Dr Ward said the level of required care levels remain the same across the board, which for some patients can be quite difficult.
"Some may be quite well but just aren't in a position to get home. Others are very sick and like every other time of the year, they're patients who are getting their end-of-life care," he said.
"For many patients around Christmas Day and the holidays, they may have plenty of visitors, families, friends calling in if they're in the vicinity.
"But there are many who don't have anyone calling in and really their interaction with the other patients and their interaction with the healthcare staff is really probably what helps get them through the holiday period."
'The babies don't know that it's Christmas'
Clare Smyth, Clinical Midwife at The Coombe Hospital in Dublin, works on Christmas Day every second year and has done so since she started working in healthcare in 1998.

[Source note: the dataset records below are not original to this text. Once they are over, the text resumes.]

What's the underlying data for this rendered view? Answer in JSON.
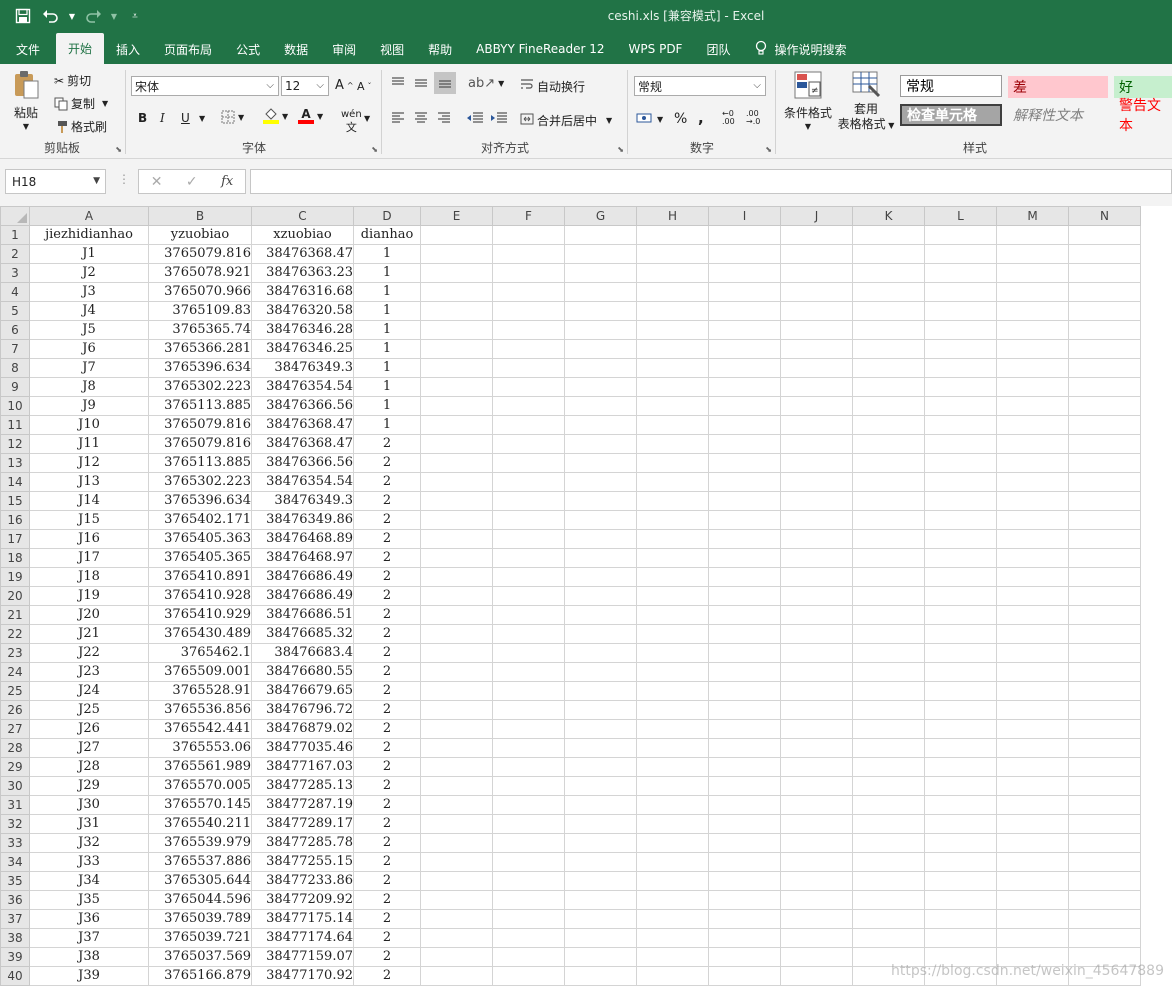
{
  "window": {
    "title": "ceshi.xls  [兼容模式]  -  Excel",
    "qat_icons": [
      "save-icon",
      "undo-icon",
      "redo-icon",
      "customize-qat-icon"
    ]
  },
  "tabs": [
    {
      "label": "文件"
    },
    {
      "label": "开始",
      "active": true
    },
    {
      "label": "插入"
    },
    {
      "label": "页面布局"
    },
    {
      "label": "公式"
    },
    {
      "label": "数据"
    },
    {
      "label": "审阅"
    },
    {
      "label": "视图"
    },
    {
      "label": "帮助"
    },
    {
      "label": "ABBYY FineReader 12"
    },
    {
      "label": "WPS PDF"
    },
    {
      "label": "团队"
    }
  ],
  "tell_me": "操作说明搜索",
  "ribbon": {
    "clipboard": {
      "label": "剪贴板",
      "paste": "粘贴",
      "cut": "剪切",
      "copy": "复制",
      "format_painter": "格式刷"
    },
    "font": {
      "label": "字体",
      "name": "宋体",
      "size": "12",
      "bold": "B",
      "italic": "I",
      "underline": "U",
      "grow": "A",
      "shrink": "A",
      "phonetic": "wén",
      "fill_color": "#ffff00",
      "font_color": "#ff0000"
    },
    "alignment": {
      "label": "对齐方式",
      "wrap": "自动换行",
      "merge": "合并后居中"
    },
    "number": {
      "label": "数字",
      "format": "常规",
      "percent": "%",
      "comma": ","
    },
    "styles": {
      "label": "样式",
      "conditional": "条件格式",
      "table_format_1": "套用",
      "table_format_2": "表格格式",
      "cells": [
        {
          "text": "常规",
          "bg": "#ffffff",
          "fg": "#000000"
        },
        {
          "text": "差",
          "bg": "#ffc7ce",
          "fg": "#9c0006"
        },
        {
          "text": "好",
          "bg": "#c6efce",
          "fg": "#006100"
        },
        {
          "text": "检查单元格",
          "bg": "#a5a5a5",
          "fg": "#ffffff"
        },
        {
          "text": "解释性文本",
          "bg": "#f3f3f3",
          "fg": "#7f7f7f"
        },
        {
          "text": "警告文本",
          "bg": "#f3f3f3",
          "fg": "#ff0000"
        }
      ]
    }
  },
  "formula_bar": {
    "name_box": "H18",
    "fx": "fx",
    "formula": ""
  },
  "sheet": {
    "columns": [
      "A",
      "B",
      "C",
      "D",
      "E",
      "F",
      "G",
      "H",
      "I",
      "J",
      "K",
      "L",
      "M",
      "N"
    ],
    "headers": [
      "jiezhidianhao",
      "yzuobiao",
      "xzuobiao",
      "dianhao"
    ],
    "rows": [
      [
        "J1",
        "3765079.816",
        "38476368.47",
        "1"
      ],
      [
        "J2",
        "3765078.921",
        "38476363.23",
        "1"
      ],
      [
        "J3",
        "3765070.966",
        "38476316.68",
        "1"
      ],
      [
        "J4",
        "3765109.83",
        "38476320.58",
        "1"
      ],
      [
        "J5",
        "3765365.74",
        "38476346.28",
        "1"
      ],
      [
        "J6",
        "3765366.281",
        "38476346.25",
        "1"
      ],
      [
        "J7",
        "3765396.634",
        "38476349.3",
        "1"
      ],
      [
        "J8",
        "3765302.223",
        "38476354.54",
        "1"
      ],
      [
        "J9",
        "3765113.885",
        "38476366.56",
        "1"
      ],
      [
        "J10",
        "3765079.816",
        "38476368.47",
        "1"
      ],
      [
        "J11",
        "3765079.816",
        "38476368.47",
        "2"
      ],
      [
        "J12",
        "3765113.885",
        "38476366.56",
        "2"
      ],
      [
        "J13",
        "3765302.223",
        "38476354.54",
        "2"
      ],
      [
        "J14",
        "3765396.634",
        "38476349.3",
        "2"
      ],
      [
        "J15",
        "3765402.171",
        "38476349.86",
        "2"
      ],
      [
        "J16",
        "3765405.363",
        "38476468.89",
        "2"
      ],
      [
        "J17",
        "3765405.365",
        "38476468.97",
        "2"
      ],
      [
        "J18",
        "3765410.891",
        "38476686.49",
        "2"
      ],
      [
        "J19",
        "3765410.928",
        "38476686.49",
        "2"
      ],
      [
        "J20",
        "3765410.929",
        "38476686.51",
        "2"
      ],
      [
        "J21",
        "3765430.489",
        "38476685.32",
        "2"
      ],
      [
        "J22",
        "3765462.1",
        "38476683.4",
        "2"
      ],
      [
        "J23",
        "3765509.001",
        "38476680.55",
        "2"
      ],
      [
        "J24",
        "3765528.91",
        "38476679.65",
        "2"
      ],
      [
        "J25",
        "3765536.856",
        "38476796.72",
        "2"
      ],
      [
        "J26",
        "3765542.441",
        "38476879.02",
        "2"
      ],
      [
        "J27",
        "3765553.06",
        "38477035.46",
        "2"
      ],
      [
        "J28",
        "3765561.989",
        "38477167.03",
        "2"
      ],
      [
        "J29",
        "3765570.005",
        "38477285.13",
        "2"
      ],
      [
        "J30",
        "3765570.145",
        "38477287.19",
        "2"
      ],
      [
        "J31",
        "3765540.211",
        "38477289.17",
        "2"
      ],
      [
        "J32",
        "3765539.979",
        "38477285.78",
        "2"
      ],
      [
        "J33",
        "3765537.886",
        "38477255.15",
        "2"
      ],
      [
        "J34",
        "3765305.644",
        "38477233.86",
        "2"
      ],
      [
        "J35",
        "3765044.596",
        "38477209.92",
        "2"
      ],
      [
        "J36",
        "3765039.789",
        "38477175.14",
        "2"
      ],
      [
        "J37",
        "3765039.721",
        "38477174.64",
        "2"
      ],
      [
        "J38",
        "3765037.569",
        "38477159.07",
        "2"
      ],
      [
        "J39",
        "3765166.879",
        "38477170.92",
        "2"
      ]
    ]
  },
  "watermark": "https://blog.csdn.net/weixin_45647889"
}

"I put on Paul Brady's song [Working At Christmas]. That's my personal Christmas tradition driving up the road, coming into work," she said.
She says she would rather be at home; however, she acknowledges it’s just part of her job.
"It is magic. Babies are deadly. They're just deadly"
"You'd prefer to be at home with Santy coming to your own kids, instead of trucking up the road to do 12 hours in work," she added.
"At the same time, you have to be here. The babies don't know that it's Christmas."
She has children of her own, adding it has got easier to work on Christmas Day as they have got older.
"They're much more understanding of what I do and when I have to do it," said Ms Smyth.
"When they were little, it's hard to explain to a small Santy-recipient that mam has to go and mind the other babies now and that's not easy."
She adds that working in a maternity hospital for Christmas does have its upsides.
"It is magic. Babies are deadly. They're just deadly.
"They make you earn parenthood but they're magic, and everybody is in good humour because we're all trying to be as positive as possible because we have to be in work on Christmas."
"You see a wonderful sense of generosity, a wonderful sense of giving, which is really what the Christmas message is about"
Staying in hospital over Christmas can be a difficult time for patients and families, and especially for those who are in end-of-life care.
"To be sitting at the bedside where a patient is dying, or when a patient has died on Christmas Day, it does affect you," said Father John Kelly, healthcare chaplain at Tallaght University Hospital.
"I will be recalling many patients that I've journeyed with, worked with over the years and their family members.
"You couldn't but be touched because it is a significant day and I think of those families very often," he added.
He says one of the heartwarming aspects of Christmas Day, which he has worked for 25 of the last 26 years, is how the staff are to patients who might not have a family or support network.
"They will bring in gifts for the patients and, on occasion, I've seen staff bring in washing for patients who may have nobody to visit them, nobody to be there for them on Christmas Day," he says.
"You see a wonderful sense of generosity, a wonderful sense of giving, which is really what the Christmas message is about."